I have been travelling and tasting at many different Chateaux in Bordeaux over the last few weeks. The red grapes have all been harvested and are either fermenting or being transfered to oak barrels. The dry whites were picked quite early in order to maintain the freshness, whilst the sweet wines from Sauternes and Barsac have had a difficult time.
I was at Chateau d'Yquem on Friday and met one of the technical team Sandrine Garbay. The rain that arrived in Bordeaux in October has effected the grapes in Sauternes badly. The normal 'tri' harvest when the pickers go through the vineyards several times has been stop/start. Much of the fruit currently on the vine (today) will be dropped on the floor.
I also saw the team from Chateau Guiraud on Friday. Xavier Planty the charismatic joint owner of Guiraud was keeping a positive frame of mind. But Guiraud had problems during the growing season with mildew (they are now fully organic, so treatments against mildew are difficult). Guiraud have picked the grapes for their excellent dry white wine 'G de Guiraud' and they have picked some botrytis grapes but not any good quantity of top quality grapes for their top wine.

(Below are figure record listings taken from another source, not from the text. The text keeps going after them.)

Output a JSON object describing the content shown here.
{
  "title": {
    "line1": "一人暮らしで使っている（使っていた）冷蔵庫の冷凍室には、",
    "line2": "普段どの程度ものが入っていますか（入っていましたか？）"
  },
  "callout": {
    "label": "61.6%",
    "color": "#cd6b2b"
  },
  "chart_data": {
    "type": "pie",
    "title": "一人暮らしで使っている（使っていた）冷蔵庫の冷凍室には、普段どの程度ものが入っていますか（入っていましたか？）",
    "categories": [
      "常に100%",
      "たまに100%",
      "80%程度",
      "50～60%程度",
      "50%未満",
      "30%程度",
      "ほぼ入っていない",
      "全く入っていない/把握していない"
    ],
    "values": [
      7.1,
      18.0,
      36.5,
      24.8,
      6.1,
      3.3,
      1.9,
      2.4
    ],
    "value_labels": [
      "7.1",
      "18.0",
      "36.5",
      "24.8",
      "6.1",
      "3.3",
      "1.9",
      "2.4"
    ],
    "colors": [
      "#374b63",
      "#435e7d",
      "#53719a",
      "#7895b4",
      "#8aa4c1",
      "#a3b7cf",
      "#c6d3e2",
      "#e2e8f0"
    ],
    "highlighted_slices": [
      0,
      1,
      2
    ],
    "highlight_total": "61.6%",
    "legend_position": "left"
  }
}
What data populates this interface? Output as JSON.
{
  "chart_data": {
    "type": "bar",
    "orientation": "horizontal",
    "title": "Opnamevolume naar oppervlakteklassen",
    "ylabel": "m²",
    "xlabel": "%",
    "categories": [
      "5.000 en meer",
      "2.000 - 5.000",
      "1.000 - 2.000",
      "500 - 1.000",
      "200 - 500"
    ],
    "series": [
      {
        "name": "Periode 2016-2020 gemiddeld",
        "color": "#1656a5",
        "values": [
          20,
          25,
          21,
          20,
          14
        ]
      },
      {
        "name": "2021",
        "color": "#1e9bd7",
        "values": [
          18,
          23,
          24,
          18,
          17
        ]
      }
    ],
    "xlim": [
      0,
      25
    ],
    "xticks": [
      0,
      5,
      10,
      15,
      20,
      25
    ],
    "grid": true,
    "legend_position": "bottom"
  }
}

Bordeaux is a difficult place to grow grapes with the Autumn rains normally at harvest time, but this 2012 vintage is looking even more precarious. It is too early to give definitive views; and ultimatley the best judgement is when we actually taste the wines in early April, but the situation in Sauternes is so bad that the top estates might not actually make any wine. Chateau d'Yquem do not produce a second wine (they make a different style of dry white called 'Y'). So the Chateau has no system of downgrading grapes to a lower tier. The decision at Yquem will be either to make wine or not. The Chateau did not release any wine in 1910,1915,1930,1951,1952,1964,1972, 1974 and 1992. Let's hope that the seemingly 20 year cycle of duff vintages has not continued into 2012!
I'll be tasting at Chateau Mouton Rothschild, Pontet Canet, Grand Puy Lacoste and more in Pauillac tomorrow so I'll get more feel for what is happening and update shortly.
Initial views are that the red crop is a significant drop in volume from 2011 and the quality in some vats is very very good. The dry whites are looking good too.
Monday, 29 October 2012
Thursday, 11 October 2012
|Ripe grapes ready to be picked at Chateau Grand Puy Lacoste|
|The 120 pickers gather at Chateau Margaux for their instructions.|
|Horses being used to transfer empty crates at Chateau Pontet Canet|
|First sorting table (whole bunches) at Pontet Canet|
|Second sorting table at Pontet Canet (individual berry selection)|
The 2012 grape harvest has started in Bordeaux. The growing season has been slightly topsy turvy! There was extreme cold during the winter of 2011/12, which is normally absolutely no problem when the vine is dormant. But in Pomerol it reached -16 degrees celsius for a few days and the vines suffered.
Spring was wet and gave the vines enough water to keep alive.
The crucial flowering time at the end of May/beginning of June was very protracted due to uneven weather. The merlot vines seemed to have suffered more from coulure, which is a result of uneven flowering. The resulting bunches have become uneven and straggly.
The usual problem of mildew seemed to arrive with avengeance in 2012, due to the humidity of the Bordeaux area. Therefore Copper Sulphate was sprayed on non organic vines to prevent further outbreaks. Some yields will be significantly lower due to problems of mildew.
Then the summer weather was full of peaks and troughs! There were spikes of extreme heat (as much as 40 degrees) as well as some rain and humid weather.
The end of August and beginning of September have been hot and dry.
Now as the grapes are ready to be harvested we have had some rain, so sorting and selection will be crucial for the berries.
I have been visiting the vineyards throughout the year and especially over July, August and September, when the grapes are changing colour and ripening.
Everything is looking OK now. Many Chateaux started to pick last week and surprisingly the Medoc (left bank = more Cabernet) is being harvested in some cases before the right bank (mainly merlot).
I'll be back in the vines next week, when I shall report back further.
|Delicious aromatic grape juice during a pump over at Chateau Beychevelle. (I wish you could smell this!)|
I had lunch with Philippe Blanc (MD of Chateau Beychevelle). He had started picking young merlot vines early last week, and then he had stopped.....now he will restart this week.
The crucial time will be post fermentation when we can taste the wine!